Bess, the first lady, was not amused.
Not so long ago, wife-collecting was over the line. Cats do it, dogs do it and even educated fleas were said by Cole Porter to conduct serial romances. Presidents were held to a tougher moral standard.
Donald Trump was not the first president to test the notion that Americans had moved past making moral judgments about politicians and their amours, and were at last like the French, where anything goes if you pronounce it correctly.
Nelson Rockefeller thought he was on his way to the White House in 1964 when he divorced his blueblood wife to marry a nice lady of red blood named Happy. This was a mighty scandal, as difficult as that may seem to our randy, rowdy and enlightened age, but Mr. Rockefeller was regaining traction in the California Republican primary when Happy birthed their child on the eve of the voting, reminding everyone of scandal.
Barry Goldwater won a narrow victory, won the nomination and was buried in a landslide of momentous proportions. The rest, like Nelson Rockefeller, was history and forgotten until Gerald Ford remembered a decade later, and made him his forgettable vice president.
We've reduced our presidents since to mere celebrities, making them compete for public attention with the likes of Lady Gaga and an assortment of hip-hop "artists." Moral standards are for sissies. The presidential debates have further reduced the candidates to pretenders to Comedy Central, competing with puns, one-liners and bon mots, often auditioning for cable-TV talk shows.
Mike Huckabee didn't make it to the White House but got a TV show, and he still gets an occasional mention as somebody's prospective running mate. He was eclipsed by his daughter, who made it to the White House under her own steam and won a small measure of sympathy, even from sullen Democrats, when she was evicted from a restaurant in Virginia just for working at the White House.

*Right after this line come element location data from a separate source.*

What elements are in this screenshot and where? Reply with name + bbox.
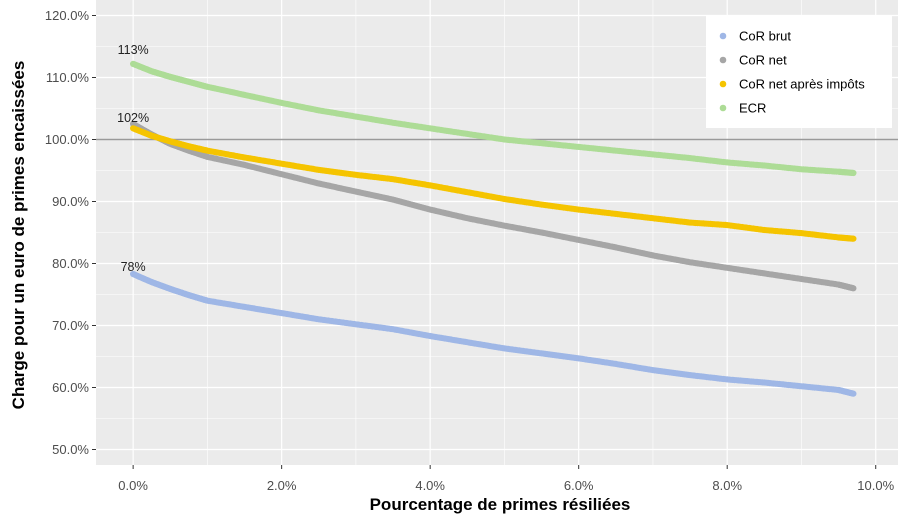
data-points: [130, 60, 857, 397]
y-tick-label: 50.0%: [52, 442, 89, 457]
legend-box: [706, 16, 892, 128]
x-tick-label: 10.0%: [857, 478, 894, 493]
legend-marker: [719, 32, 727, 40]
legend-marker: [719, 104, 727, 112]
data-point: [850, 390, 857, 397]
x-axis-ticks: 0.0% 2.0% 4.0% 6.0% 8.0% 10.0%: [118, 465, 895, 493]
y-tick-label: 70.0%: [52, 318, 89, 333]
legend-label: CoR net après impôts: [739, 77, 865, 92]
x-axis-title: Pourcentage de primes résiliées: [370, 495, 631, 514]
series-0: [130, 270, 857, 397]
y-tick-label: 110.0%: [46, 70, 90, 85]
legend-marker: [719, 80, 727, 88]
x-tick-label: 2.0%: [267, 478, 297, 493]
annotations: 113% 102% 78%: [117, 43, 149, 274]
y-tick-label: 80.0%: [52, 256, 89, 271]
data-point: [850, 169, 857, 177]
legend-marker: [719, 56, 727, 64]
y-tick-label: 90.0%: [52, 194, 89, 209]
y-tick-label: 120.0%: [45, 8, 90, 23]
x-tick-label: 8.0%: [712, 478, 742, 493]
series-1: [130, 120, 857, 292]
y-tick-label: 60.0%: [52, 380, 89, 395]
legend: CoR brut CoR net CoR net après impôts ECR: [706, 16, 892, 128]
annotation-label: 78%: [121, 260, 146, 274]
series-3: [130, 60, 857, 177]
legend-label: CoR net: [739, 53, 787, 68]
annotation-label: 113%: [118, 43, 149, 57]
y-axis-title: Charge pour un euro de primes encaissées: [9, 61, 28, 410]
x-tick-label: 6.0%: [564, 478, 594, 493]
legend-label: CoR brut: [739, 29, 791, 44]
y-tick-label: 100.0%: [45, 132, 90, 147]
y-axis-ticks: 50.0% 60.0% 70.0% 80.0% 90.0% 100.0% 110.0% 120…: [45, 8, 96, 457]
data-point: [850, 235, 857, 242]
x-tick-label: 4.0%: [415, 478, 445, 493]
series-2: [130, 125, 857, 242]
data-point: [850, 285, 857, 292]
x-tick-label: 0.0%: [118, 478, 148, 493]
annotation-label: 102%: [117, 111, 149, 125]
legend-label: ECR: [739, 101, 766, 116]
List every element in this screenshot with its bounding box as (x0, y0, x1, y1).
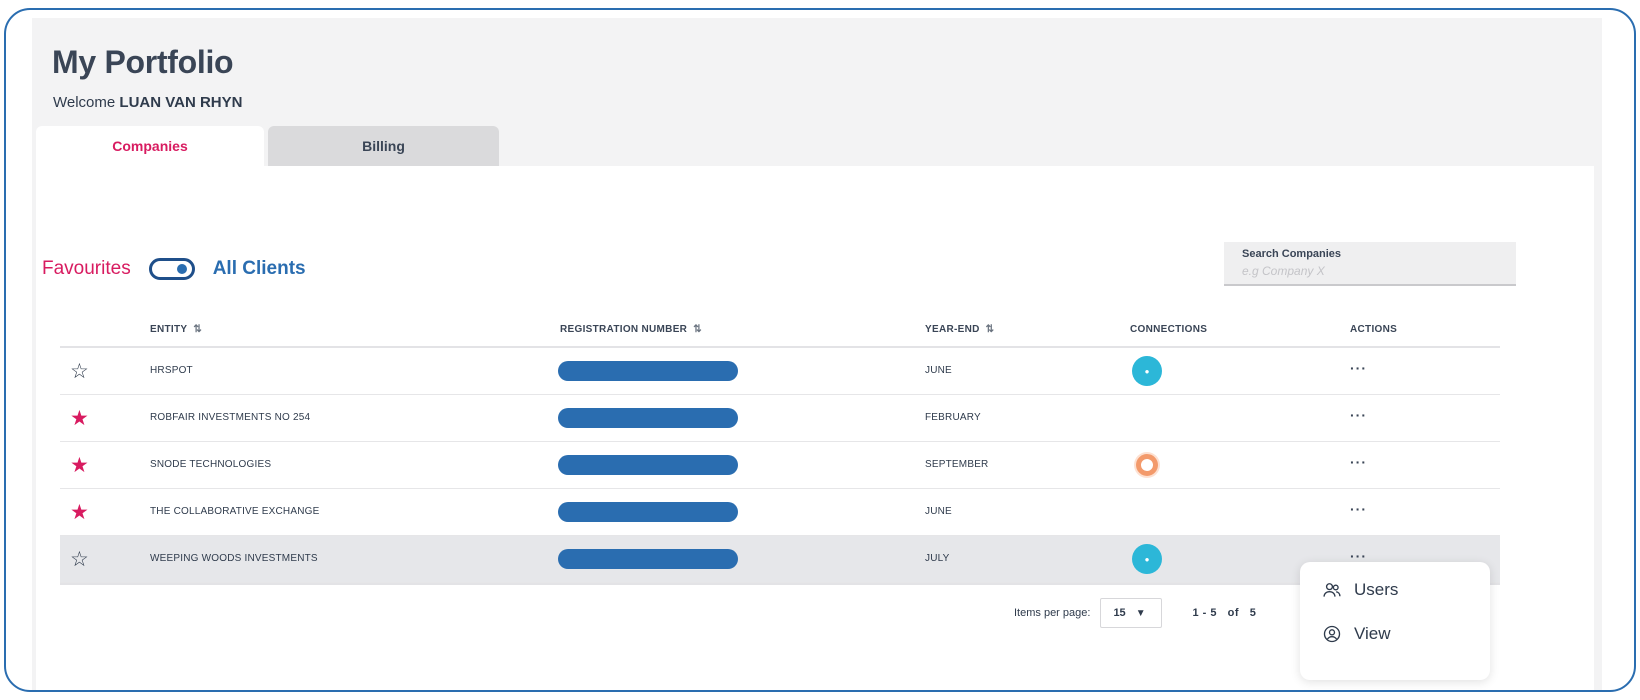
year-end: JUNE (925, 506, 952, 517)
table-row[interactable]: ★ ROBFAIR INVESTMENTS NO 254 FEBRUARY ··· (60, 395, 1500, 442)
column-entity[interactable]: ENTITY ⇅ (150, 324, 202, 335)
companies-table: ENTITY ⇅ REGISTRATION NUMBER ⇅ YEAR-END … (60, 312, 1500, 589)
search-input[interactable] (1242, 264, 1498, 278)
all-clients-label[interactable]: All Clients (212, 258, 306, 279)
sort-icon[interactable]: ⇅ (693, 324, 702, 335)
table-header: ENTITY ⇅ REGISTRATION NUMBER ⇅ YEAR-END … (60, 312, 1500, 348)
client-filter: Favourites All Clients (42, 258, 306, 280)
menu-item-view[interactable]: View (1322, 624, 1391, 644)
table-body: ☆ HRSPOT JUNE ● ··· ★ ROBFAIR INVESTMENTS NO 2… (60, 348, 1500, 583)
column-actions-label: ACTIONS (1350, 324, 1398, 335)
pagination-range: 1 - 5 of 5 (1192, 607, 1256, 619)
items-per-page-value: 15 (1113, 607, 1126, 619)
table-row[interactable]: ★ SNODE TECHNOLOGIES SEPTEMBER ··· (60, 442, 1500, 489)
connection-ring-icon[interactable] (1132, 450, 1162, 480)
pagination: Items per page: 15 ▼ 1 - 5 of 5 (1014, 598, 1256, 628)
table-row[interactable]: ☆ HRSPOT JUNE ● ··· (60, 348, 1500, 395)
menu-item-view-label: View (1354, 624, 1391, 643)
column-actions: ACTIONS (1350, 324, 1397, 335)
registration-number-redacted (558, 455, 738, 475)
favourites-toggle[interactable] (148, 258, 195, 280)
entity-name[interactable]: ROBFAIR INVESTMENTS NO 254 (150, 412, 311, 423)
entity-name[interactable]: WEEPING WOODS INVESTMENTS (150, 553, 318, 564)
toggle-knob (176, 264, 187, 274)
of-label: of (1227, 607, 1240, 619)
page-title: My Portfolio (52, 44, 234, 80)
year-end: FEBRUARY (925, 412, 981, 423)
registration-number-redacted (558, 361, 738, 381)
xero-icon[interactable]: ● (1132, 544, 1162, 574)
xero-icon[interactable]: ● (1132, 356, 1162, 386)
sort-icon[interactable]: ⇅ (985, 324, 995, 335)
entity-name[interactable]: HRSPOT (150, 365, 193, 376)
more-actions-icon[interactable]: ··· (1350, 501, 1367, 517)
column-year-end[interactable]: YEAR-END ⇅ (925, 324, 994, 335)
welcome-prefix: Welcome (53, 94, 116, 111)
entity-name[interactable]: SNODE TECHNOLOGIES (150, 459, 272, 470)
total-count: 5 (1249, 607, 1257, 619)
registration-number-redacted (558, 502, 738, 522)
user-name: LUAN VAN RHYN (119, 94, 243, 111)
chevron-down-icon: ▼ (1135, 607, 1146, 619)
registration-number-redacted (558, 408, 738, 428)
registration-number-redacted (558, 549, 738, 569)
column-registration-number-label: REGISTRATION NUMBER (560, 324, 688, 335)
app-frame: My Portfolio Welcome LUAN VAN RHYN Compa… (4, 8, 1636, 692)
column-connections-label: CONNECTIONS (1130, 324, 1208, 335)
sort-icon[interactable]: ⇅ (193, 324, 203, 335)
star-filled-icon[interactable]: ★ (70, 407, 89, 430)
more-actions-icon[interactable]: ··· (1350, 548, 1367, 564)
column-entity-label: ENTITY (150, 324, 188, 335)
menu-item-users-label: Users (1354, 580, 1399, 599)
entity-name[interactable]: THE COLLABORATIVE EXCHANGE (150, 506, 320, 517)
items-per-page-select[interactable]: 15 ▼ (1100, 598, 1163, 628)
table-footer-divider (60, 583, 1500, 589)
year-end: JULY (925, 553, 950, 564)
table-row[interactable]: ☆ WEEPING WOODS INVESTMENTS JULY ● ··· (60, 536, 1500, 583)
range-value: 1 - 5 (1192, 607, 1217, 619)
more-actions-icon[interactable]: ··· (1350, 454, 1367, 470)
favourites-label[interactable]: Favourites (42, 258, 131, 279)
table-row[interactable]: ★ THE COLLABORATIVE EXCHANGE JUNE ··· (60, 489, 1500, 536)
more-actions-icon[interactable]: ··· (1350, 360, 1367, 376)
column-connections: CONNECTIONS (1130, 324, 1207, 335)
actions-menu: Users View (1300, 562, 1490, 680)
star-outline-icon[interactable]: ☆ (70, 548, 89, 571)
items-per-page-label: Items per page: (1014, 607, 1091, 619)
tab-billing[interactable]: Billing (268, 126, 499, 166)
user-circle-icon (1323, 625, 1341, 643)
users-icon (1323, 583, 1341, 597)
search-companies: Search Companies (1224, 242, 1516, 286)
welcome-message: Welcome LUAN VAN RHYN (53, 94, 242, 111)
year-end: SEPTEMBER (925, 459, 989, 470)
search-label: Search Companies (1242, 248, 1342, 260)
ring-inner (1136, 454, 1158, 476)
column-registration-number[interactable]: REGISTRATION NUMBER ⇅ (560, 324, 702, 335)
star-outline-icon[interactable]: ☆ (70, 360, 89, 383)
more-actions-icon[interactable]: ··· (1350, 407, 1367, 423)
star-filled-icon[interactable]: ★ (70, 501, 89, 524)
year-end: JUNE (925, 365, 952, 376)
column-year-end-label: YEAR-END (925, 324, 980, 335)
menu-item-users[interactable]: Users (1322, 580, 1398, 600)
star-filled-icon[interactable]: ★ (70, 454, 89, 477)
tab-companies[interactable]: Companies (36, 126, 264, 166)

Since celebrities are celebrated for their easy banter about fluff, this is a rich environment for a talented big talker. Twittering was once what only crows and magpies did, but the politicians love it because it enables them to deposit soundbites in numbers big enough to splatter sidewalks and windshields from coast to coast.
Newt Gingrich, for example, who shoots with a blunderbuss that enables him to hit an occasional target without aiming, was once the General Motors of big-time Twitter before GM lost its luster. But eventually there was a bigger-time Twitter merchant. Newt claimed 1.3 million Twitter "followers," and Mitt Romney at his best attracted only 200,000. A president who really tries can attract multiple millions.
A president with a gift of gab can tweet and execute the office of president at the same time. "I think I will probably teach a course when I'm president," Newt Gingrich, once a professor always a professor, told a New Hampshire audience when he was running for president. "I will probably try to do something that outlines for the whole country what we're going to try to accomplish. It will be free." He expected to "us Twitter frequently," he said, "and speak to the country less." The once and never future president said Americans "would like you to only bother them when it really matters." This is a fascinating vision of how Mr. Trump's White House might have worked.
Why wouldn't you want a president in the age of social media to methodically share what he's trying to accomplish so that those people who really won't understand it can think they understand it. Mr. Trump took the idea and ran with it, not always to unanimous applause.
That works because the rest of the world co-operates. A president has to depend on a lively news cycle, and President Trump proved that a voluble president cam bring newsworthy events with him. John F. Kennedy once asked Dean Rusk in a moment of frustration why there was so much trouble in the world. "That's easy," his secretary of State told him. "At any given moment half the world is awake."
The Middle East alone, populated with a good share of all the world's demons and worms, can be counted on to supply enough troubles to keep any president busy.
President Trump might have been just your ordinary boring president, busy with the ordinary crises that can be counted on to bedevil any president. But he got lucky.